We are also conducting successful focus groups with the Migrant Community Networkers involved in MAPP, which help to include the first hand experiences of project workers and especially the voices of the newly arrived and their communities. 

Overview

Data will be collected via a number of Listening Laboratories where migrant networkers and their communities map out the needs, issues and horizons of the dozens of members from the different national, ethnic or language backgrounds. 
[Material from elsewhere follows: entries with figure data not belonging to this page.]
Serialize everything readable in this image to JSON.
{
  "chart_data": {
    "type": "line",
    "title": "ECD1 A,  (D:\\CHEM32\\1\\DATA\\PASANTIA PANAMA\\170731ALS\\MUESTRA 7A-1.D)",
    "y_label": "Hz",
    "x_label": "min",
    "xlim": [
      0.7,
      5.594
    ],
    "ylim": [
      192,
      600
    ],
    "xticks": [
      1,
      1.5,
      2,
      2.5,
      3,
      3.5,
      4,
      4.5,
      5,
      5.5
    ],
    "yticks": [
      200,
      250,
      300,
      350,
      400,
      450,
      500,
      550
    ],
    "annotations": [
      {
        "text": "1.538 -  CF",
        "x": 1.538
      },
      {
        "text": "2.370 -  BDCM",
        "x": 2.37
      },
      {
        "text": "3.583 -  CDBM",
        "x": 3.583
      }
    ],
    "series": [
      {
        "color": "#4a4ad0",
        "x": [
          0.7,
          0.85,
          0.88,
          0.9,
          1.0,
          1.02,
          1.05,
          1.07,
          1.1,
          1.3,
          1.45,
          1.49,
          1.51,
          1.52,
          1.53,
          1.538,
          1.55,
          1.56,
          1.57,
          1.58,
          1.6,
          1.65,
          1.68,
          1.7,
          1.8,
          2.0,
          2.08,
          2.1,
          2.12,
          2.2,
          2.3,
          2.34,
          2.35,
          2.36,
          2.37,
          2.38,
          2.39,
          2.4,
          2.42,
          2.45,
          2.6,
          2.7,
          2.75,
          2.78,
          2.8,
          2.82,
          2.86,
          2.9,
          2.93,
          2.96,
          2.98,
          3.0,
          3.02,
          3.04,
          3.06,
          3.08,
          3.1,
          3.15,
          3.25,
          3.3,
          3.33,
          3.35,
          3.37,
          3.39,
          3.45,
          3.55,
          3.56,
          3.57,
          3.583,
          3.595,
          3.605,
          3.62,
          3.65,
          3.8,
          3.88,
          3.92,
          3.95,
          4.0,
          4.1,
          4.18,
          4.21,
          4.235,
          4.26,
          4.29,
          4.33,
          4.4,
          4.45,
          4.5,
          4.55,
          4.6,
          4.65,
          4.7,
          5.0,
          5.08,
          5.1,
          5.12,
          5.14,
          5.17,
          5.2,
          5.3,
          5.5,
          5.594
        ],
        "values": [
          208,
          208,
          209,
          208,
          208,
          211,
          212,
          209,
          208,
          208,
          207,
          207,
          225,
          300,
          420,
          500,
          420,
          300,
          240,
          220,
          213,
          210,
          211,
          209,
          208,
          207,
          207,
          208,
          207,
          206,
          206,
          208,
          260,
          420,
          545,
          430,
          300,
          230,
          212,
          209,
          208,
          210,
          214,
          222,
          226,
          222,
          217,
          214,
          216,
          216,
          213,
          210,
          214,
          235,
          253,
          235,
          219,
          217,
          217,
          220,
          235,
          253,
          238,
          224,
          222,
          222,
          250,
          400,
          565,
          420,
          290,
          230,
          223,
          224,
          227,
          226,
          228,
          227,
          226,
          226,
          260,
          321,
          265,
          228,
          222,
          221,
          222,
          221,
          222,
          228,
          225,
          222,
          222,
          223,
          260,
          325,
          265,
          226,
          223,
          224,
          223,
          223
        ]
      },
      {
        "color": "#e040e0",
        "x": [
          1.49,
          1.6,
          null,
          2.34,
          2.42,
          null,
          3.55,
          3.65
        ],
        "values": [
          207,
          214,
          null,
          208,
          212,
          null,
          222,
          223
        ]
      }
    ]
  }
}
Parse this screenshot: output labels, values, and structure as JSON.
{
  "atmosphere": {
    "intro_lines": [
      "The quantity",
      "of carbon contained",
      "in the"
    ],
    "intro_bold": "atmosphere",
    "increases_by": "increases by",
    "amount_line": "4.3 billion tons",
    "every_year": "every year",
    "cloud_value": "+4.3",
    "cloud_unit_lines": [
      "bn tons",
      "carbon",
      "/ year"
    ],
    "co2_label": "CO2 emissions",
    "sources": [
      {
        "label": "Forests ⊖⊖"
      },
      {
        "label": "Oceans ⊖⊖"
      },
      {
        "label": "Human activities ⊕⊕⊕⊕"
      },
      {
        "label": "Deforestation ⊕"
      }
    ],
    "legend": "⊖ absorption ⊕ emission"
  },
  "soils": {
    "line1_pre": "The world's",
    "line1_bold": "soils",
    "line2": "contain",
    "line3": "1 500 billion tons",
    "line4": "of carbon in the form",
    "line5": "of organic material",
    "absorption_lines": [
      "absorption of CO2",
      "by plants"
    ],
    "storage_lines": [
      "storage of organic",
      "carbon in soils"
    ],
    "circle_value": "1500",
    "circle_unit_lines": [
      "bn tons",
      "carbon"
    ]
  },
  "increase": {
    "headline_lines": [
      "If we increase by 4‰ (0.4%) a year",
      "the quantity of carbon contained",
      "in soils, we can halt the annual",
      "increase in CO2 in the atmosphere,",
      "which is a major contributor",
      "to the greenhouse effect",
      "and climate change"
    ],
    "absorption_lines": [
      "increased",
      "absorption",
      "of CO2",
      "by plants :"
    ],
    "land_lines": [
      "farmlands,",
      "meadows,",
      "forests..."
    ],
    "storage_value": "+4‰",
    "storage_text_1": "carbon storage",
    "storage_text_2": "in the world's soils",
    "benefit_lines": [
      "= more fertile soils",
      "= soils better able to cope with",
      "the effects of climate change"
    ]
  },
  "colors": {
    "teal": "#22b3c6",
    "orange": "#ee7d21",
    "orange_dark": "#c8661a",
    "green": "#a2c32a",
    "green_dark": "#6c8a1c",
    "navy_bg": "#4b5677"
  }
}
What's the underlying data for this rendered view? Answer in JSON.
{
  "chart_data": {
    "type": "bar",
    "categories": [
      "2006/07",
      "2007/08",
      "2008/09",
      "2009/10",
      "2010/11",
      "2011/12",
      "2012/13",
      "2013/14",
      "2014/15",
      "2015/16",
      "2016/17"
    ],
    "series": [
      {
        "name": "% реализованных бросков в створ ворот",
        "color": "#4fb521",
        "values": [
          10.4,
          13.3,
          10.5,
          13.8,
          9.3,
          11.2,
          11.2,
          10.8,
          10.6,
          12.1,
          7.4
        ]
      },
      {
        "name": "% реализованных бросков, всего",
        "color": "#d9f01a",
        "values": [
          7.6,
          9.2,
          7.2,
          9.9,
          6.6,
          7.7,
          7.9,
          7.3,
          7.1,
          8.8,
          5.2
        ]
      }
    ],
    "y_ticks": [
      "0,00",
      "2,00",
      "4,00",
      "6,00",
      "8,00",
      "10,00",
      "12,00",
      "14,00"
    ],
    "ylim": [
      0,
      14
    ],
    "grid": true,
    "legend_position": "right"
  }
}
The specific objectives of the evaluation are to provide qualitative insight into the impact of MAPP project streams on: 

  • Perceptions of ‘low level tensions’ in communities  
  • Perceptions of integration 
  • The effectiveness of support from the project in the key areas of: 
    • The impact of the MAPP project upon alleviating pressures on the settled community 
    • The impact of the MAPP project upon the migrant community’s access to services, with a particular focus on the provision of primary care and housing. 

 

Impact

Key findings

Key recommendations from this project include:  

  • Employability: the importance of providing access to employment opportunities, such as shadowing, as more effective training while keeping in mind the risk of self-exploitation and unpaid labour  
  • Entrepreneurship: Promote migrant entrepreneurship and alternative forms of community “integration” and recognition (highlights experiments as part of the MAP (Migration Access Project) have been the Syrian Kitchen and the Roma Café, as well as the Proverb 31 Women centre community centre in Harehills)  
  • Education and training: demand for developing training on how to become self-employed and establishing ‘community investment initiatives’ to contrast precariousness and welfare-to-work sanctions. 
  • Training on Universal Credit and social/educational entitlements for those on specific visa: this emerged from the focus groups with the MCNs as one critical area of future training and meeting with the service providers as many encounter visa-related barriers.